Firstly, apostrophe placement in phrases like "servants' entrance" and "merchants' quarter". I've just given the correct placements (since the entrance is used by more than one servant, and there is more than one merchant in the quarter), but the author writes "servant's entrance" and "merchant's quarter". Other examples: bandit's horses, peoples' stomachs (an overcorrection; "people" is what the stomachs belonged to, so it should be "people's"), guard's sashes, brother's knives, owner's food stocks, Ancestor's magic, visitor's menials, neighbor's houses. In all those cases, the noun was plural and so the apostrophe should be after the s.
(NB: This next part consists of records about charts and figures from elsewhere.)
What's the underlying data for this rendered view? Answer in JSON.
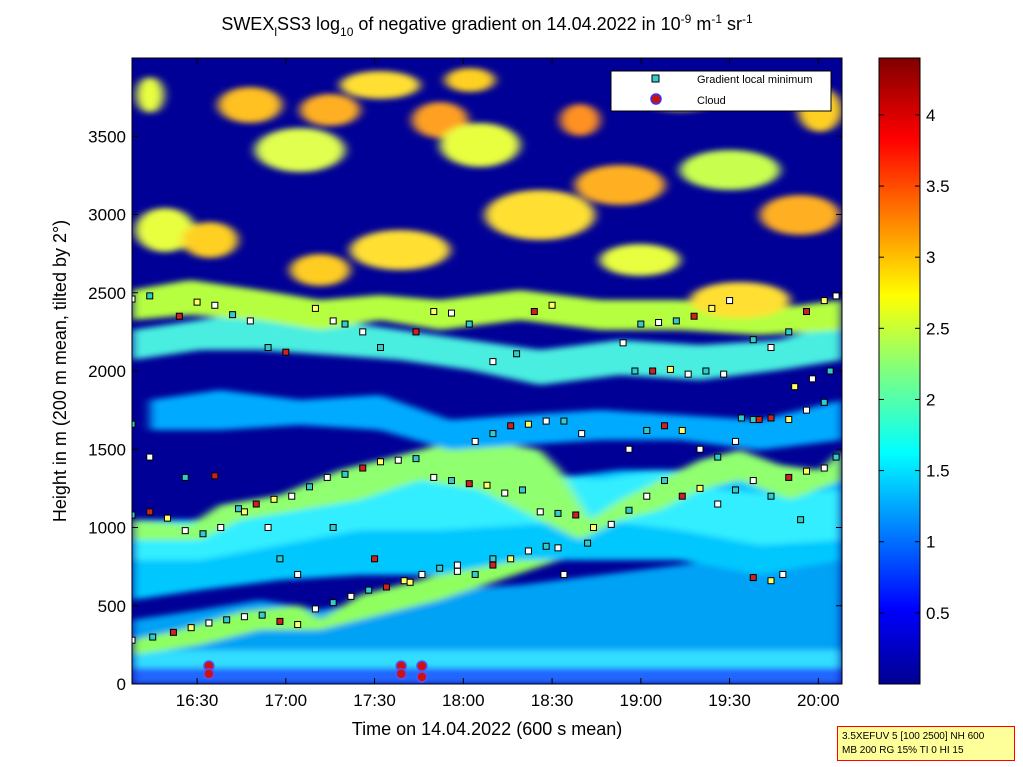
{
  "chart_data": {
    "type": "heatmap",
    "title": {
      "prefix": "SWEX",
      "sub1": "l",
      "mid": "SS3 log",
      "sub2": "10",
      "mid2": " of negative gradient on 14.04.2022 in 10",
      "sup1": "-9",
      "mid3": " m",
      "sup2": "-1",
      "mid4": " sr",
      "sup3": "-1"
    },
    "xlabel": "Time on 14.04.2022 (600 s mean)",
    "ylabel": "Height in m (200 m mean, tilted by 2°)",
    "xlim_minutes": [
      968,
      1208
    ],
    "ylim": [
      0,
      4000
    ],
    "x_ticks": [
      {
        "label": "16:30",
        "minutes": 990
      },
      {
        "label": "17:00",
        "minutes": 1020
      },
      {
        "label": "17:30",
        "minutes": 1050
      },
      {
        "label": "18:00",
        "minutes": 1080
      },
      {
        "label": "18:30",
        "minutes": 1110
      },
      {
        "label": "19:00",
        "minutes": 1140
      },
      {
        "label": "19:30",
        "minutes": 1170
      },
      {
        "label": "20:00",
        "minutes": 1200
      }
    ],
    "y_ticks": [
      {
        "label": "0",
        "value": 0
      },
      {
        "label": "500",
        "value": 500
      },
      {
        "label": "1000",
        "value": 1000
      },
      {
        "label": "1500",
        "value": 1500
      },
      {
        "label": "2000",
        "value": 2000
      },
      {
        "label": "2500",
        "value": 2500
      },
      {
        "label": "3000",
        "value": 3000
      },
      {
        "label": "3500",
        "value": 3500
      }
    ],
    "colorbar": {
      "range": [
        0,
        4.4
      ],
      "ticks": [
        {
          "label": "0.5",
          "value": 0.5
        },
        {
          "label": "1",
          "value": 1
        },
        {
          "label": "1.5",
          "value": 1.5
        },
        {
          "label": "2",
          "value": 2
        },
        {
          "label": "2.5",
          "value": 2.5
        },
        {
          "label": "3",
          "value": 3
        },
        {
          "label": "3.5",
          "value": 3.5
        },
        {
          "label": "4",
          "value": 4
        }
      ]
    },
    "legend": {
      "placement": "top-right",
      "items": [
        {
          "label": "Gradient local minimum",
          "marker": "square",
          "color": "#33cccc"
        },
        {
          "label": "Cloud",
          "marker": "circle",
          "color": "#cc1111"
        }
      ]
    },
    "series": [
      {
        "name": "Gradient local minimum",
        "points": [
          [
            968,
            280
          ],
          [
            975,
            300
          ],
          [
            982,
            330
          ],
          [
            988,
            360
          ],
          [
            994,
            390
          ],
          [
            1000,
            410
          ],
          [
            1006,
            430
          ],
          [
            1012,
            440
          ],
          [
            1018,
            400
          ],
          [
            1024,
            380
          ],
          [
            1030,
            480
          ],
          [
            1036,
            520
          ],
          [
            1042,
            560
          ],
          [
            1048,
            600
          ],
          [
            1054,
            620
          ],
          [
            1060,
            660
          ],
          [
            1066,
            700
          ],
          [
            1072,
            740
          ],
          [
            1078,
            760
          ],
          [
            1084,
            700
          ],
          [
            1090,
            760
          ],
          [
            1096,
            800
          ],
          [
            1102,
            850
          ],
          [
            1108,
            880
          ],
          [
            1112,
            870
          ],
          [
            968,
            1080
          ],
          [
            974,
            1100
          ],
          [
            980,
            1060
          ],
          [
            986,
            980
          ],
          [
            992,
            960
          ],
          [
            998,
            1000
          ],
          [
            1004,
            1120
          ],
          [
            1010,
            1150
          ],
          [
            1016,
            1180
          ],
          [
            1022,
            1200
          ],
          [
            1028,
            1260
          ],
          [
            1034,
            1320
          ],
          [
            1040,
            1340
          ],
          [
            1046,
            1380
          ],
          [
            1052,
            1420
          ],
          [
            1058,
            1430
          ],
          [
            1064,
            1440
          ],
          [
            1070,
            1320
          ],
          [
            1076,
            1300
          ],
          [
            1082,
            1280
          ],
          [
            1088,
            1270
          ],
          [
            1094,
            1220
          ],
          [
            1100,
            1240
          ],
          [
            1106,
            1100
          ],
          [
            1112,
            1090
          ],
          [
            1118,
            1080
          ],
          [
            1124,
            1000
          ],
          [
            1130,
            1020
          ],
          [
            1136,
            1110
          ],
          [
            1142,
            1200
          ],
          [
            1148,
            1300
          ],
          [
            1154,
            1200
          ],
          [
            1160,
            1250
          ],
          [
            1166,
            1150
          ],
          [
            1172,
            1240
          ],
          [
            1178,
            1300
          ],
          [
            1184,
            1200
          ],
          [
            1190,
            1320
          ],
          [
            1196,
            1360
          ],
          [
            1202,
            1380
          ],
          [
            1206,
            1450
          ],
          [
            1136,
            1500
          ],
          [
            1142,
            1620
          ],
          [
            1148,
            1650
          ],
          [
            1154,
            1620
          ],
          [
            1160,
            1500
          ],
          [
            1166,
            1450
          ],
          [
            1172,
            1550
          ],
          [
            1178,
            1690
          ],
          [
            1184,
            1700
          ],
          [
            1190,
            1690
          ],
          [
            1196,
            1750
          ],
          [
            1202,
            1800
          ],
          [
            1084,
            1550
          ],
          [
            1090,
            1600
          ],
          [
            1096,
            1650
          ],
          [
            1102,
            1660
          ],
          [
            1108,
            1680
          ],
          [
            1114,
            1680
          ],
          [
            1120,
            1600
          ],
          [
            1138,
            2000
          ],
          [
            1144,
            2000
          ],
          [
            1150,
            2010
          ],
          [
            1156,
            1980
          ],
          [
            1162,
            2000
          ],
          [
            1168,
            1980
          ],
          [
            1174,
            1700
          ],
          [
            1180,
            1690
          ],
          [
            1192,
            1900
          ],
          [
            1198,
            1950
          ],
          [
            1204,
            2000
          ],
          [
            968,
            2460
          ],
          [
            974,
            2480
          ],
          [
            984,
            2350
          ],
          [
            990,
            2440
          ],
          [
            996,
            2420
          ],
          [
            1002,
            2360
          ],
          [
            1008,
            2320
          ],
          [
            1014,
            2150
          ],
          [
            1020,
            2120
          ],
          [
            1030,
            2400
          ],
          [
            1036,
            2320
          ],
          [
            1040,
            2300
          ],
          [
            1046,
            2250
          ],
          [
            1052,
            2150
          ],
          [
            1064,
            2250
          ],
          [
            1070,
            2380
          ],
          [
            1076,
            2370
          ],
          [
            1082,
            2300
          ],
          [
            1090,
            2060
          ],
          [
            1098,
            2110
          ],
          [
            1104,
            2380
          ],
          [
            1110,
            2420
          ],
          [
            1134,
            2180
          ],
          [
            1140,
            2300
          ],
          [
            1146,
            2310
          ],
          [
            1152,
            2320
          ],
          [
            1158,
            2350
          ],
          [
            1164,
            2400
          ],
          [
            1170,
            2450
          ],
          [
            1178,
            2200
          ],
          [
            1184,
            2150
          ],
          [
            1190,
            2250
          ],
          [
            1196,
            2380
          ],
          [
            1202,
            2450
          ],
          [
            1206,
            2480
          ],
          [
            968,
            1660
          ],
          [
            974,
            1450
          ],
          [
            986,
            1320
          ],
          [
            996,
            1330
          ],
          [
            1006,
            1100
          ],
          [
            1014,
            1000
          ],
          [
            1018,
            800
          ],
          [
            1024,
            700
          ],
          [
            1036,
            1000
          ],
          [
            1050,
            800
          ],
          [
            1062,
            650
          ],
          [
            1078,
            720
          ],
          [
            1090,
            800
          ],
          [
            1114,
            700
          ],
          [
            1122,
            900
          ],
          [
            1178,
            680
          ],
          [
            1184,
            660
          ],
          [
            1188,
            700
          ],
          [
            1194,
            1050
          ]
        ]
      },
      {
        "name": "Cloud",
        "points": [
          [
            994,
            115
          ],
          [
            994,
            65
          ],
          [
            1059,
            115
          ],
          [
            1059,
            65
          ],
          [
            1066,
            115
          ],
          [
            1066,
            45
          ]
        ]
      }
    ]
  },
  "info_box": {
    "line1": "3.5XEFUV 5 [100 2500] NH 600",
    "line2": "MB 200 RG 15% TI 0 HI 15"
  }
}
The apostrophe is also missed out of "four months' travel" (you wouldn't say "one month travel" but "one month's travel").

Then there's the almost completely consistent use of "affect" where it should be "effect" (both the verb and noun versions). There's also "poured" for "pored" in one place. "Laying" for "lying" may just be part of the voice of the first-person narrator, though I suspect it's another error by the author.

A number of sentences also change grammatical direction or tense partway through, there are missing minor words like "of" occasionally, and there are several dangling participles ("A professional dancer, I had first set eyes on Tarsha..." - where Tarsha, not the speaker, is the dancer).

It's not like there's an error on every page. I marked about 40 (some of them the same ones repeated), and this is a long book. With very rare exceptions, commas are in the right place, too. But there are enough errors that I found them annoying and distracting from the story.

The story itself is a classic piece of sword-and-sorcery, in which a rogue, accompanied reluctantly by a fighter, goes on a quest to steal an object desired by a wizard. There's the old "I've poisoned you and you have to come back to me for the antidote" trope. The hero collects an accidental, troubling, but highly useful superpower seemingly at random in the course of the adventure.

Does it rise above the tropes? It does, though not all that high at times, and there are a couple of tropes that troubled me more, the ones around the female characters. We have three: The selfish and mercenary seducer/whore/betrayer; the Woman in a Refrigerator, who exists only as a male character's motivation; and the mute (the male protagonist observes that at least she doesn't chatter like other women) who is always crying, devoted to the protagonist for no obvious reason, and annoyingly dependent, though she is surprisingly, and indeed unexplainedly, competent with a crossbow at a couple of moments when that's useful. I'm aware that the author is herself a woman, but these are not promising female characters, to me. In fact, they're a worry. This lost an otherwise enjoyable book its fourth star from me.

The protagonist/narrator is a rogue, and so we expect him not to necessarily be a nice guy (though he tries not to kill people if he can help it). His desire not to become emotionally entangled is understandable, and he protests too much of not caring, so we suspect that he cares more than he lets on... though sometimes it does actually seem like he doesn't care, that the act isn't an act, and at those moments he isn't a very likeable character and I, in turn, don't care quite as much what happens to him.

What does happen to him involves a lot of pain and suffering, as is, again, usual for this type of character in this type of book. When that happens to Locke Lamora, or even Eli Monpress, it means something. Here, it's just another trope.